Já contei a história de Bandit pra vocês?
Penalva tinha seus vantagens, não precisávamos nos importar com janelas ou portas abertas, o máximo que existia por aquelas bandas eram ladrões de galinha. Outra coisa linda de lá era sua água, por sinal a pior água que já bebi na minha vida. Tinha um gosto peculiar. Entenda-se por peculiar algo bem ruim e azedo.
Eu simplesmente odiava ir para Penalva. Acho que não preciso explicar muito, basta imaginar em um local sem vídeo-game, com muriçocas toda noite, sem vídeo-game, e enfim, sem vídeo-game. Não precisa ser mágico para saber que um guri nerd da cidade "grande" não consegue sobreviver mais de 5 dias sem pegar num joystick.
Viajar para Penalva era um ato bravo da minha parte, um verdadeiro teste de sobrevivência. Em uma dessas viagens para os cafundós de Penalva, me deram uma tartaruguinha, mais conhecida como jurará.
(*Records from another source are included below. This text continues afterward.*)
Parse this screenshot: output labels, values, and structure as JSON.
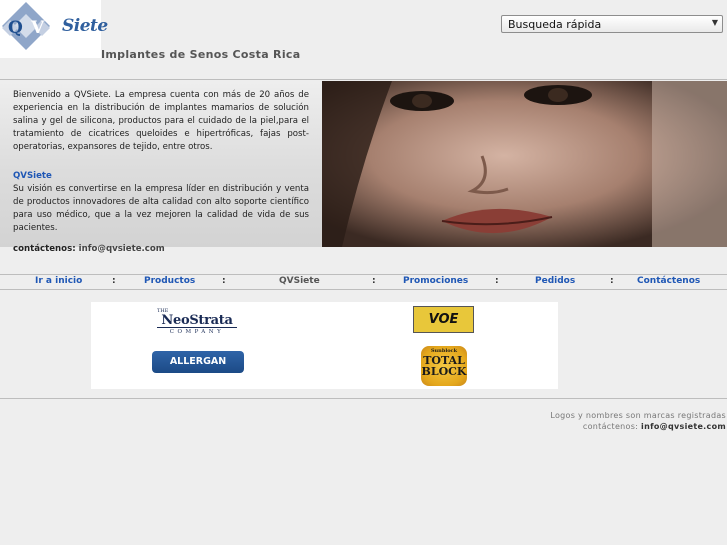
{
  "logo": {
    "text": "QVSiete",
    "wordmark": "Siete"
  },
  "site_title": "Implantes de Senos Costa Rica",
  "search": {
    "selected": "Busqueda rápida"
  },
  "intro": {
    "text": "Bienvenido a QVSiete. La empresa cuenta con más de 20 años de experiencia en la distribución de implantes mamarios de solución salina y gel de silicona, productos para el cuidado de la piel,para el tratamiento de cicatrices queloides e hipertróficas, fajas post-operatorias, expansores de tejido, entre otros.",
    "heading": "QVSiete",
    "vision": "Su visión es convertirse en la empresa líder en distribución y venta de productos innovadores de alta calidad con alto soporte científico para uso médico, que a la vez mejoren la calidad de vida de sus pacientes.",
    "contact_label": "contáctenos:",
    "contact_email": "info@qvsiete.com"
  },
  "nav": {
    "separator": ":",
    "items": [
      {
        "label": "Ir a inicio"
      },
      {
        "label": "Productos"
      },
      {
        "label": "QVSiete"
      },
      {
        "label": "Promociones"
      },
      {
        "label": "Pedidos"
      },
      {
        "label": "Contáctenos"
      }
    ]
  },
  "brands": {
    "neostrata": {
      "the": "THE",
      "main": "NeoStrata",
      "company": "COMPANY"
    },
    "voe": "VOE",
    "allergan": "ALLERGAN",
    "totalblock": {
      "top": "Sunblock",
      "line1": "TOTAL",
      "line2": "BLOCK"
    }
  },
  "footer": {
    "trademark": "Logos y nombres son marcas registradas",
    "contact_label": "contáctenos:",
    "contact_email": "info@qvsiete.com"
  }
}
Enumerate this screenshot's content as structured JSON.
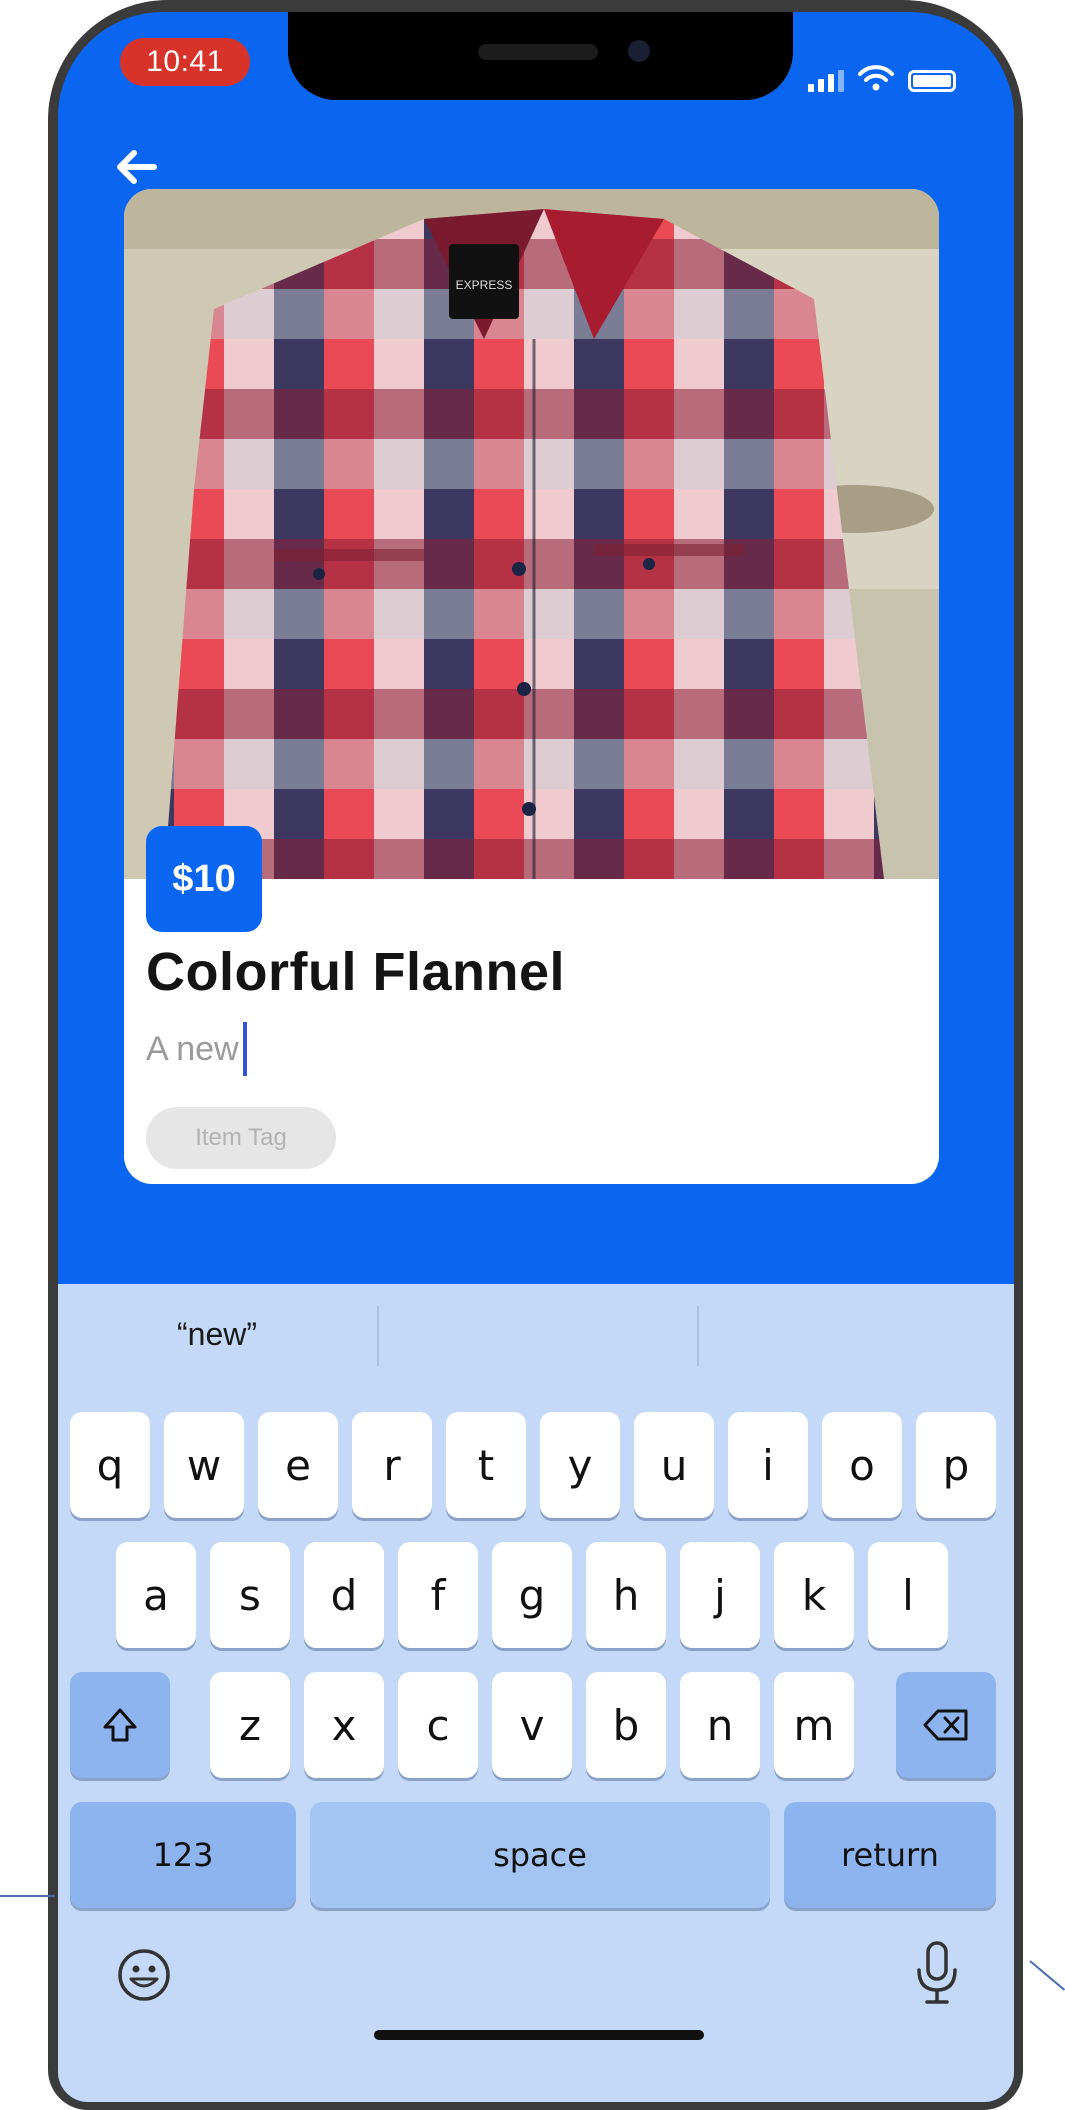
{
  "status_bar": {
    "time": "10:41",
    "time_pill_color": "#d8332b"
  },
  "nav": {
    "back_icon": "arrow-left-icon"
  },
  "listing": {
    "price": "$10",
    "title": "Colorful Flannel",
    "description_value": "A new",
    "tag_placeholder": "Item Tag",
    "photo_subject": "red-white-blue-plaid-flannel-shirt"
  },
  "keyboard": {
    "suggestions": [
      "“new”",
      "",
      ""
    ],
    "row1": [
      "q",
      "w",
      "e",
      "r",
      "t",
      "y",
      "u",
      "i",
      "o",
      "p"
    ],
    "row2": [
      "a",
      "s",
      "d",
      "f",
      "g",
      "h",
      "j",
      "k",
      "l"
    ],
    "row3": [
      "z",
      "x",
      "c",
      "v",
      "b",
      "n",
      "m"
    ],
    "numbers_label": "123",
    "space_label": "space",
    "return_label": "return",
    "shift_icon": "shift-icon",
    "delete_icon": "delete-icon",
    "emoji_icon": "emoji-icon",
    "mic_icon": "microphone-icon"
  },
  "colors": {
    "primary": "#0a66f0",
    "keyboard_bg": "#c4d9f7",
    "modifier_key": "#8db4ef",
    "caret": "#3454d1"
  }
}
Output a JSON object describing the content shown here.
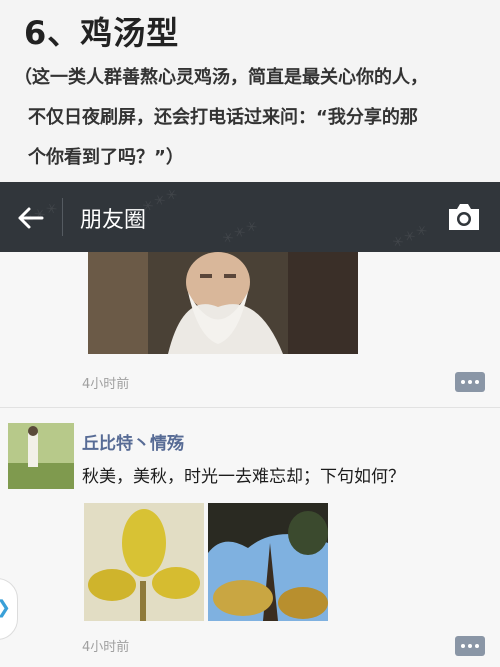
{
  "caption": {
    "title": "6、鸡汤型",
    "line1": "（这一类人群善熬心灵鸡汤，简直是最关心你的人，",
    "line2": "不仅日夜刷屏，还会打电话过来问：“我分享的那",
    "line3": "个你看到了吗？”）"
  },
  "appbar": {
    "title": "朋友圈",
    "back_icon": "arrow-left-icon",
    "camera_icon": "camera-icon"
  },
  "feed": {
    "posts": [
      {
        "time": "4小时前"
      },
      {
        "author": "丘比特丶情殇",
        "text": "秋美，美秋，时光一去难忘却；下句如何？",
        "time": "4小时前"
      }
    ]
  },
  "colors": {
    "appbar": "#31363b",
    "username": "#576b95",
    "comment_button": "#8a96a6"
  }
}
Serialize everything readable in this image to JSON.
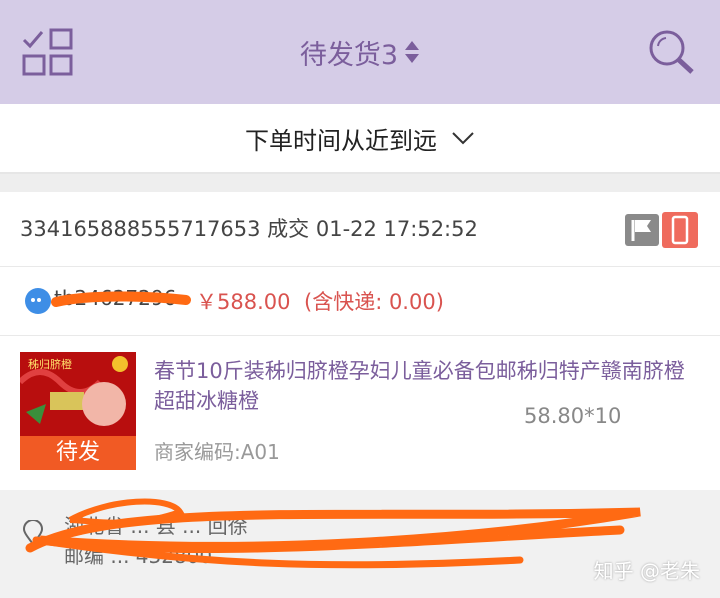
{
  "header": {
    "title": "待发货3"
  },
  "sort": {
    "label": "下单时间从近到远"
  },
  "order": {
    "number_and_time": "334165888555717653 成交 01-22 17:52:52",
    "buyer_id": "tb24627296",
    "price": "￥588.00",
    "shipping": "(含快递: 0.00)"
  },
  "product": {
    "title": "春节10斤装秭归脐橙孕妇儿童必备包邮秭归特产赣南脐橙超甜冰糖橙",
    "qty": "58.80*10",
    "sku": "商家编码:A01",
    "status": "待发",
    "brand_text": "秭归脐橙"
  },
  "address": {
    "line1": "湖北省 ... 县 ... 回徐",
    "line2": "邮编 ... 432800"
  },
  "watermark": "知乎 @老朱",
  "colors": {
    "accent": "#7b5e9c",
    "topbar": "#d5cce7",
    "price": "#d9534f",
    "status_bg": "#f15a24"
  }
}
Não faço idéia do que significa o termo "jurará" mas deve ter algo haver com "criatura de casco que não cresce muito", pois conseguia colocá-la na palma dar mão e dava piruetas sem risco dela cair.
Como um grande fã de Jonnhy Quest e seu cachorrinho branco, resolvi nomear o jurará de Bandit. Bandit era um doce de jurará, não dava trabalho nenhum e podia passar uma semana com fome que não reclamava. Nossa relação foi tão intensa que no primeiro dia que peguei ele na palma da mão, uma de suas unhas traseiras encostou em mim, fazendo voá-lo a metros de distância do chão. Ele sobreviveu.
Nunca tive muita sorte com animais de estimação, a maioria dos meus cachorros eram dados para pessoas aleatórias pois latiam toda hora e sem parar. Um desses cachorros, coitado, ficou embaixo da cesta de basquete aqui de casa (velhos tempos em que o sendentarismo não consumia 90% do meu organismo). A bola foi de encontro à sua cabeça. Após vomitar muito, ele também sobreviveu.
Todo dia para Bandit era uma aventura. Como era imenso seu playground, era capaz dele se perder e passar dias sumido sem dar sinal de existência. Às vezes meus olhos enchiam de lágrima, mas no final do dia ele sempre aparecia para minha alegria.
Mas ele começou a ficar temperamental, só comia mamão, não queria saber de banana. Algo estava me dizendo que ele não estava satisfeito com sua vida de jurará. O que já não era surpresa, aconteceu. Ele sumiu. Sim, Bandit sumiu do seu ecosistema e não deixou bilhete dizendo para onde teria ido. Mas a pergunta que não me fez dormir durantes meses a fio: "Como diabos ele sumiu de uma área tão imensa!!"
Certo dia resolvi parar de procurar, já sabia que não tinha volta. Bandit foi o único grande jurará da minha vida mas nada podia ser feito. Eu sabia que não devia ter dado aquele mamão de 15 dias sem refrigeção para ele comer.
Assim o tempo foi passando, minha irmã tinha vários gatos para preencher meu vazio existencial: Gaúcho, Dudu, Mimi, Bobinho... enfim, uma lista interminável. Um ano e meio a dois anos depois do desaparecimento de Bandit, fui dar uma volta pelo quintal e procurar novamente pelo bichinho.
Apesar de saber que ele não estaria ali, não custava tentar. Vasculhei a terra e encontrei algo branco. Branco de aspecto ossiforme (será que existe essa palavra?). Traduzindo: encontrei um crânio de tartaruga no quintal de casa!! Puta que pariu!! O crânio de Bandit!! A emoção já tinha tomado conta do meu corpo, fui correndo avisar todos de casa! Todos ficaram abismados com meu achado!
E agora, o que faria com um crânio em mãos?? Guardar, óbvio, era a alternaltiva que se encaixava perfeitamente. Mas para guardar, precisava lavar ele primeiro, pois estava bem sujo. Como me arrependo desse meu ato...
O crânio foi se desfazendo que nem farinha na minha mão... Eu não tinha aprendido em ciências que um fóssil derrete com a água corrente. E eu só podia ficar olhando ele ir embora de mão atadas (e molhadas, também). Enfim, pelo menos eu soube que Bandit não foi embora, provavelmente ele se enterrou com medo de viver ou de ser parte do jantar a qualquer momento.
Mas, existe uma pergunta que não quer calar:
Como que eu acho o crânio e não acho o casco?!!